Ever since she was 17 years old, Gail savored the idea of giving to others the opportunity to indulge and relax; to appreciate finer things in life. But, as with many childhood aspirations, real life took over and she found herself working for the State of Wisconsin as a cartographer in the Department of Natural Resources. The DNR provided stability and great employee benefits, both valuable assets for a single mom.
In the fall of 2003, after having worked at the DNR for 10 years, talk of budget cuts started permeating through the state agencies. For many state workers, it was the first time that they sensed instability and unpredictability in their livelihood because state jobs were touted as “safe” and insulated from economic downturns. It wasn’t long before Gail learned that the DNR would be facing job cuts. Unsure of whether her job would be one of those eliminated, she assumed the worst. She began thinking of her next move and quickly turned her thoughts to her childhood dream. When the news of her job loss finally came, she was ready. By taking control of her destiny, she transformed feelings of anxiety and fear into building a business. At 44 years old, she felt liberated and excited to start a new chapter in her life.

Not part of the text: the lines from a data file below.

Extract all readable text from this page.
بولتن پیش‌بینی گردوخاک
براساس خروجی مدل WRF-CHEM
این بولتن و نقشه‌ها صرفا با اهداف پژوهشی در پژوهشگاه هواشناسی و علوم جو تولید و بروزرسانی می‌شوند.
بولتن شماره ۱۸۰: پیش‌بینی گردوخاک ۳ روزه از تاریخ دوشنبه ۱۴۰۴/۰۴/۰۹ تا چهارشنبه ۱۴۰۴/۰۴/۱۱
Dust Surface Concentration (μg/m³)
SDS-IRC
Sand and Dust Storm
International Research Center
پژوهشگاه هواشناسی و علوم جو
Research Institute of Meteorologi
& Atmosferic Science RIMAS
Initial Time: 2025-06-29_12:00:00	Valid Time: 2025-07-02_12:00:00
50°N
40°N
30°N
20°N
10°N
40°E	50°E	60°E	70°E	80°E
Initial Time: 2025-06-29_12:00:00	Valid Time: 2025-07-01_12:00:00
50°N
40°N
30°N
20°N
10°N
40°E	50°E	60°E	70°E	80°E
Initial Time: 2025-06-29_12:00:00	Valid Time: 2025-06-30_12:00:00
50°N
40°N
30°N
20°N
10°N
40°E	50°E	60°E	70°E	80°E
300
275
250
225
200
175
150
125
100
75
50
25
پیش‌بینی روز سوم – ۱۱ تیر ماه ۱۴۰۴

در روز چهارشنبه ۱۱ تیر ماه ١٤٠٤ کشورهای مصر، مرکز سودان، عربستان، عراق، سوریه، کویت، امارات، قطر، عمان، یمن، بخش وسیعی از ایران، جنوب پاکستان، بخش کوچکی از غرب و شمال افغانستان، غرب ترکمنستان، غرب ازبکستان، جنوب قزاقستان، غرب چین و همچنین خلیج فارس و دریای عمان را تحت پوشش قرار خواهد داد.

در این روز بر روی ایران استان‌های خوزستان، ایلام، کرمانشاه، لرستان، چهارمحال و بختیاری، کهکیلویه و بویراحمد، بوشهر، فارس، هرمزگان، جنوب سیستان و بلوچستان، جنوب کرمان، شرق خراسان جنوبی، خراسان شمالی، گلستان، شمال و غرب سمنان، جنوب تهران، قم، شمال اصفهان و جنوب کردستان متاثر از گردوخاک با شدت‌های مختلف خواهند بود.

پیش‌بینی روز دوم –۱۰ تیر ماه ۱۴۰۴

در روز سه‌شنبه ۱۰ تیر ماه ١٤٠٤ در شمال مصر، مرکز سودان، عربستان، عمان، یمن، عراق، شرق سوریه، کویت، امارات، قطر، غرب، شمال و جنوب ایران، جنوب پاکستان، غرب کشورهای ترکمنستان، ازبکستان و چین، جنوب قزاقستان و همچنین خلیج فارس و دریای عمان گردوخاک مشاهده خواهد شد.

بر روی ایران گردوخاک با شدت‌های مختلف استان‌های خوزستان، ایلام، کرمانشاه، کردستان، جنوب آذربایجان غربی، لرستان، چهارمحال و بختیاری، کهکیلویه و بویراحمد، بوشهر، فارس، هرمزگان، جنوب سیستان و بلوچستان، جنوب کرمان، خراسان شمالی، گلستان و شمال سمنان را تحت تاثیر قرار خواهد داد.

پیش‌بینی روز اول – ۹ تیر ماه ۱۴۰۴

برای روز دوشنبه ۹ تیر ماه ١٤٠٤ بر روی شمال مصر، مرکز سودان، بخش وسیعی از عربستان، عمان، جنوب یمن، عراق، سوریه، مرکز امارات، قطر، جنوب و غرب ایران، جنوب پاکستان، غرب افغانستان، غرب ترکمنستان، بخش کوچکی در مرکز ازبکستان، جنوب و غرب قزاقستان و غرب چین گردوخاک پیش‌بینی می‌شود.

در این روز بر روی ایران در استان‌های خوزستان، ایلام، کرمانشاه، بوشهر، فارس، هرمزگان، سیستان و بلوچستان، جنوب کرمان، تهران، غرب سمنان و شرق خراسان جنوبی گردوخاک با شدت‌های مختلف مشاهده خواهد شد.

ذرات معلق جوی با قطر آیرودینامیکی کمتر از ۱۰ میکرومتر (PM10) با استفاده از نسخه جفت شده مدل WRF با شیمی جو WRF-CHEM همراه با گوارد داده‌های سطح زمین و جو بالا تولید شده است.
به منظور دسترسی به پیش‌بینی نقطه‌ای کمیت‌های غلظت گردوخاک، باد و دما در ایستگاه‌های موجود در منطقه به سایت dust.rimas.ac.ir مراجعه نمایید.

Using money from her meager savings and a small business loan, she started to make her business plan. Her job loss enabled her to take time to travel to France to learn about making and serving fine chocolates. Upon returning to Madison, Wisconsin, she took classes at the University of Wisconsin Small Business Development Center, got a part-time job at the Soap Opera (a fine body care shop) where she had worked while attending college, did a lot of yoga, took long walks, rode her bike and talked to friends and her son about her business idea. She also researched the chocolatier market. Gail found that each of these activities helped formulate and solidify her business idea even more. Nevertheless, several people expressed concern to her about the venture and worried that she would not be able to make a living as a chocolatier. “I am a risk taker,” she would reply “and this is a calculated risk. “I did my homework and I feel confident that I can make this work.”
In 2004, Gail opened Gail Ambrosius-Chocolatier on Madison’s east side. She currently has 10 dedicated employees, fascinating customers and an amazing story. The loss of her job at the DNR gave her the nudge that she needed at the time to follow chase her dream. Hence, she does not view her job loss as tragedy, but as an event that brought a new opportunity in her life. Although she views opening her business merely as something she needed to do for herself and her family, her willingness to take a leap of faith encapsulates the LemonSpark idea by offering inspiration to others.